JACAREACANGA (PA), 19Ago2.026 às 14h39 Prestígio político não deveria ser medido pela capacidade de um indivíduo ocupar todos os espaços, tampouco pela proximidade que mantém com o chefe do Executivo. Em uma democracia, verdadeira grandeza política está, sobretudo, na capacidade de construir pontes, reconhecer o trabalho dos colegas e compreender que nenhuma conquista pertence exclusivamente a quem consegue anunciá-la primeiro, por gostar de aparecer, sendo midiático, proximo ao ridiculo.

Em Jacareacanga, entretanto, cresce entre parlamentares e moradores a percepção de que determinados vereadores possuem maior acesso e trânsito junto à administração municipal do que outros.
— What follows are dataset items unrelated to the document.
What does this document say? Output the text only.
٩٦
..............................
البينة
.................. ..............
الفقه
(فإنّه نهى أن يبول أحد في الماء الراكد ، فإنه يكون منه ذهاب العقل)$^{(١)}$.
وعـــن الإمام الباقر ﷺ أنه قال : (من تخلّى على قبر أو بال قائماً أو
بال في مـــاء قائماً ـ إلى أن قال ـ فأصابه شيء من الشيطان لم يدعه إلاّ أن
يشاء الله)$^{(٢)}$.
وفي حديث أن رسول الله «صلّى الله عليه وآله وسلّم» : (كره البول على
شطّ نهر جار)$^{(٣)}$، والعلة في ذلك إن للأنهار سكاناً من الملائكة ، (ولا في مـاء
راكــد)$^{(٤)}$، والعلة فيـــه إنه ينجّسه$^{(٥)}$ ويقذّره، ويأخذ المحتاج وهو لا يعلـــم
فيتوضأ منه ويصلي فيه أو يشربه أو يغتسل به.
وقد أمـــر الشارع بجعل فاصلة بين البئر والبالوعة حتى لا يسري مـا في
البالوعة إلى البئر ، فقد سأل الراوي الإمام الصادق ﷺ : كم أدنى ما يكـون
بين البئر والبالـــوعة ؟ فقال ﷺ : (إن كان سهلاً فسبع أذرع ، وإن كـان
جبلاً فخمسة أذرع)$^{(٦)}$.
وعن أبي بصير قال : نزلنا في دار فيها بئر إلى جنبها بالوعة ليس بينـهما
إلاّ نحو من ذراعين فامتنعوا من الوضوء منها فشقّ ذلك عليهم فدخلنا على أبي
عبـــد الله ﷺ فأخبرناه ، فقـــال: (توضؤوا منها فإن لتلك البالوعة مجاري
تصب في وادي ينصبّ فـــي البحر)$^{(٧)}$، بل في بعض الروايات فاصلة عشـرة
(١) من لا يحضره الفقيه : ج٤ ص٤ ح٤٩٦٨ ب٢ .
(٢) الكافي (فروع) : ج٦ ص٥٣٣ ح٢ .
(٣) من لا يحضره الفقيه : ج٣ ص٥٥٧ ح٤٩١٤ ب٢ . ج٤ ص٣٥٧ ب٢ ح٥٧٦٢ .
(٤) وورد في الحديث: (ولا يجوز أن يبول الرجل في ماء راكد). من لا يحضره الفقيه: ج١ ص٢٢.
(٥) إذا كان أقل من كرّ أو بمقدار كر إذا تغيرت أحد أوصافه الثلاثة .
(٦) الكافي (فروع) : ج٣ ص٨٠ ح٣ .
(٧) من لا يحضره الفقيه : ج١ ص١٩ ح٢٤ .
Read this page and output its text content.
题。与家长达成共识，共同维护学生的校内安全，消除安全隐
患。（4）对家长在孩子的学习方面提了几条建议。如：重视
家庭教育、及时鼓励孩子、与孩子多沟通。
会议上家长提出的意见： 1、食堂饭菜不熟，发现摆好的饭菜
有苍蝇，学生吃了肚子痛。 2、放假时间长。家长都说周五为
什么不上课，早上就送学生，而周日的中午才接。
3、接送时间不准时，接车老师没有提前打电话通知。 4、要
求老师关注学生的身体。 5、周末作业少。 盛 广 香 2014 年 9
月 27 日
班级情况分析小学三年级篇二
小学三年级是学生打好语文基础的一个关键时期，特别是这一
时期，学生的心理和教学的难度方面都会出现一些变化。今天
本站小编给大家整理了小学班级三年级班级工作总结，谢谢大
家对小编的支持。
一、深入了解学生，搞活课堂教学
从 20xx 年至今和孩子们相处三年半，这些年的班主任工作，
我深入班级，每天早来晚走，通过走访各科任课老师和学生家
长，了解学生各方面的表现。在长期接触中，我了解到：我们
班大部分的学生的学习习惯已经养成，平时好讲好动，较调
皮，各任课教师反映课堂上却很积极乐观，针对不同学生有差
O vereador Silvio Stédile, conhecido popularmente como Paco Paco, é frequentemente citado nesse contexto, especialmente pela proximidade que demonstra manter com o prefeito municipal.

O problema, porém, não está necessariamente em alguém possuir bom relacionamento com o prefeito. Pelo contrário: diálogo, proximidade e capacidade de articulação são instrumentos legítimos da política. A questão começa quando essa proximidade passa a criar a impressão de que o trabalho de um representante precisa ser apresentado, intermediado ou legitimado por outro para que uma reivindicação da população seja efetivamente atendida.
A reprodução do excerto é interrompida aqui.